The annual Hoosier Salon claims ties to the Hoosier Group and several members of the Brown County Art Colony. However, not all of the Salon's art has Indiana as it subject. Work from Salon artists with Hoosier ties is inspired from locales outside Indiana as well. New York City-based Wayman Adams, born near Muncie, Indiana, exhibited his artwork at the Salon for thirty-five years. Several southwestern artists were linked to Indiana as well. Shelbyville, Indiana, native William Victor Higgins, who was a member of New Mexico's "Taos Ten", and Gustave Baumann, who worked in Brown County, Indiana, for seven years before moving to Santa Fe, New Mexico, in 1918, were Salon exhibitors. Fairmount, Indiana, native Olive Rush, whose art studio was in Santa Fe, was a Salon prizewinner.

In the past, Hoosier cartoonists have been well represented at the Salons. In addition to comic-strip illustrator Harold Gray's "Little Orphan Annie", cartoonists who competed for the Salon's prizes and recognition were Frank McKinney "Kin" Hubbard's nationally syndicated "Abe Martin" cartoons; Gaar Williams, who created "Among the Folks in History"; Fontaine Fox, creator of the syndicated cartoon"Toonerville Trolley"; and Pulitzer Prize-winner John T. McCutcheon, who drew editorial cartoons. Gray, Hubbard, Williams, and McCutcheon also provided artwork to help advertise the Salon.

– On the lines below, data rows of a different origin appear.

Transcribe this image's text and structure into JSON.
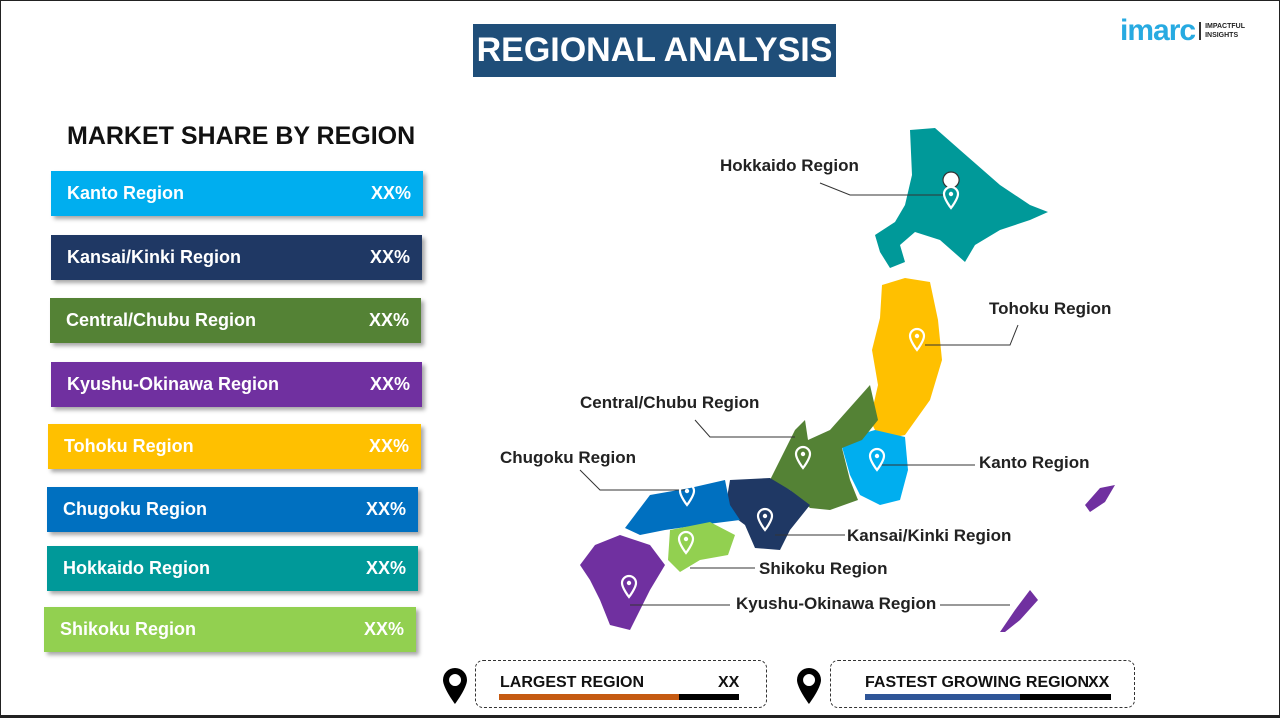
{
  "title": "REGIONAL ANALYSIS",
  "logo": {
    "brand": "imarc",
    "tagline_1": "IMPACTFUL",
    "tagline_2": "INSIGHTS"
  },
  "subtitle": "MARKET SHARE BY REGION",
  "bars": [
    {
      "label": "Kanto  Region",
      "value": "XX%",
      "color": "#00aeef"
    },
    {
      "label": "Kansai/Kinki  Region",
      "value": "XX%",
      "color": "#1f3864"
    },
    {
      "label": "Central/Chubu  Region",
      "value": "XX%",
      "color": "#548235"
    },
    {
      "label": "Kyushu-Okinawa  Region",
      "value": "XX%",
      "color": "#7030a0"
    },
    {
      "label": "Tohoku  Region",
      "value": "XX%",
      "color": "#ffc000"
    },
    {
      "label": "Chugoku  Region",
      "value": "XX%",
      "color": "#0070c0"
    },
    {
      "label": "Hokkaido  Region",
      "value": "XX%",
      "color": "#009999"
    },
    {
      "label": "Shikoku  Region",
      "value": "XX%",
      "color": "#92d050"
    }
  ],
  "map_labels": {
    "hokkaido": "Hokkaido Region",
    "tohoku": "Tohoku Region",
    "central": "Central/Chubu Region",
    "chugoku": "Chugoku Region",
    "kanto": "Kanto Region",
    "kansai": "Kansai/Kinki Region",
    "shikoku": "Shikoku Region",
    "kyushu": "Kyushu-Okinawa Region"
  },
  "largest": {
    "label": "LARGEST REGION",
    "value": "XX",
    "bar_color": "#c55a11",
    "fill_percent": 75
  },
  "fastest": {
    "label": "FASTEST GROWING REGION",
    "value": "XX",
    "bar_color": "#2f5597",
    "fill_percent": 63
  }
}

In more recent years Salon entries have changed to reflect the new artistic styles of Hoosier artists. Past Salon works have included Kanwal Prakash (K. P.) Singh's architectural renderings, lithographs from Garo Z. Antreasian, watercolors from Floyd Hopper, portraits by Nancy Noel, the acrylics of James Lee Cunningham, and abstract art from Martha Slaymaker.

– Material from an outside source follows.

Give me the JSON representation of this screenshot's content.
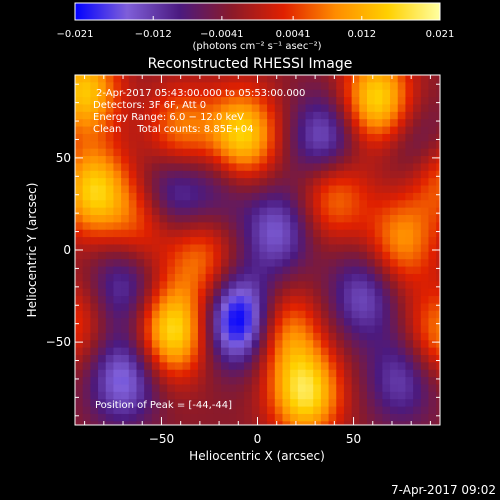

===Previous Salon exhibitors===
The following is a partial list of past exhibitors:
- J. Ottis Adams
- Wayman Elbridge Adams
- Lillian Alt
- Garo Z. Antreasian
- Gustave Baumann
- Beulah H. Brown
- Francis Focer Brown
- Gianni Cilfone
- James Lee Cunningham
- Robert Davidson
- Frank V. Dudley
- Maude Kaufman Eggemeyer
- William A. Eyden Jr.
- William Forsyth
- Fontaine Fox
- Laura A. Fry
- Marie Goth
- Harold Gray
- John Wesley Hardrick
- Lucie Hartrath
- William Victor Higgins
- Floyd Hopper
- Frank McKinney "Kin" Hubbard
- John T. McCutcheon
- Dorothy Morlan
- Sister Esther Newport
- Nancy Noel
- Frederick M. Polley
- Antoine Raemaekers
- Olive Rush
- Eugene Savage
- Ferdinand Louis Schlemmer
- William Edouard Scott
- Janet Scudder
- Kanwal Prakash (K. P.) Singh
- Martha Slaymaker
- Otto Stark
- T.C. Steele
- Lucy M. Taggert
- J. Will Vawter
- Clifton Wheeler
- Gaar Williams
- Edward Horace Nicholson

==Awards==
The Hoosier Salon became known for "offering one of the richest purses in the United States." For the first Hoosier Salon in 1925 the top merit prize was $500, and the total merit prize money was $4,375. In 2009 its best of show won a record $10,000, and the total merit prize money for that year exceeded $25,000.